Happy Birthday, Irving Berlin
Born in Eastern Russia on this day in 1888 (with the name Israel Baline), Berlin moved with his family to New York City when he was just five years old.
He went to school in his new country but had to quit just two years later when his father died. He became a newspaper boy as a contribution to the family's budget. One of his biographers reports that, on his first day on the job, he was accidentally knocked into the river by a swinging crane. He struggled to come up for air three times before he was rescued by onlookers—but when he was finally up on land again, he still had the five pennies he had earned that day clenched in his hand!

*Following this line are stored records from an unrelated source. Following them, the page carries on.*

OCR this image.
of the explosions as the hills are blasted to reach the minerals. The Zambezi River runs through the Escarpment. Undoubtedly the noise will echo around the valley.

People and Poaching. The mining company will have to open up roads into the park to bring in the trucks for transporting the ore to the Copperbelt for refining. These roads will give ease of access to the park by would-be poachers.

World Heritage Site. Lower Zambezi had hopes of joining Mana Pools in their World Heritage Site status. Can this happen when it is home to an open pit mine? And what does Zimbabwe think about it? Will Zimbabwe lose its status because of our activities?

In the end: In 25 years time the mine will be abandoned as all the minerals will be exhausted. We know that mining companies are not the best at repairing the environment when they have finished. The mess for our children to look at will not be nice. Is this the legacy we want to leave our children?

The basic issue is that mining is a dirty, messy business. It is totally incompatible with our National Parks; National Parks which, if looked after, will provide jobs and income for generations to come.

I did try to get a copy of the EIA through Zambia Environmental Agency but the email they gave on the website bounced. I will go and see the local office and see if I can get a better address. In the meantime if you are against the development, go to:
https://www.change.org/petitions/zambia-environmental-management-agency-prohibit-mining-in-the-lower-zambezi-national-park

Berlin soon realized that he earned more money selling newspapers if he also sang songs. He noticed the sorts of songs that earned him the most—well-known tunes with simple words. Eventually he began to sing more instead of selling newspapers, taking singing jobs at saloons and restaurants. He taught himself to play piano by picking out tunes after closing (although he never learned to play in more than one key).
As a singer, Berlin began to change songs to make their rhythms more likable or to make a parody of a hit song. He also began to write his own songs. By age 20, Berlin had been noticed by a few important people and began to be an important songwriter.
With his simple, uncomplicated music and lyrics, Irving Berlin became world famous. He wrote about 1,500 songs, including scores for 19 Broadway shows and 18 Hollywood films. His songs were nominated eight times for Academy Awards. Some of his most famous songs include “White Christmas,” “There's No Business Like Show Business,” and “God Bless America.”
The great George Gershwin called Berlin the “greatest songwriter that has ever lived.”
All of that with no musical schooling—and only two years of schooling at all!
More about parodies...
I said before that Irving Berlin used to create parodies of hit songs. A parody is a song that imitates another (usually well-known) song, making changes for a humorous effect. A parody can be called a “spoof,” gently teasing either the original song or some aspect of popular culture or politics or...well, anything at all, I suppose! You can enjoy some parodies by listening to the music of “Weird Al” Yankovic. His humorous songs and parodies are so popular, Yankovic has sold more albums than any other comedy act in history.
Weird Al has his own You Tube channel. I like the song “Craig's List,” which spoofs one my teenage-self's favorite bands, The Doors. Another favorite is “The Saga Begins” – a Star Wars spoof.
Listen to some Irving Berlin songs.
This tribute by the Carol Burnett Show includes a lot of Berlin's songs. It's old fashioned and maybe cheesy, but I found it fun. It was created for Berlin's 85th birthday, and the participants may have assumed that he was nearing the end of his life—but they would have been wrong. Berlin lived another 16 years!
Write a song—or, better yet, write a song parody!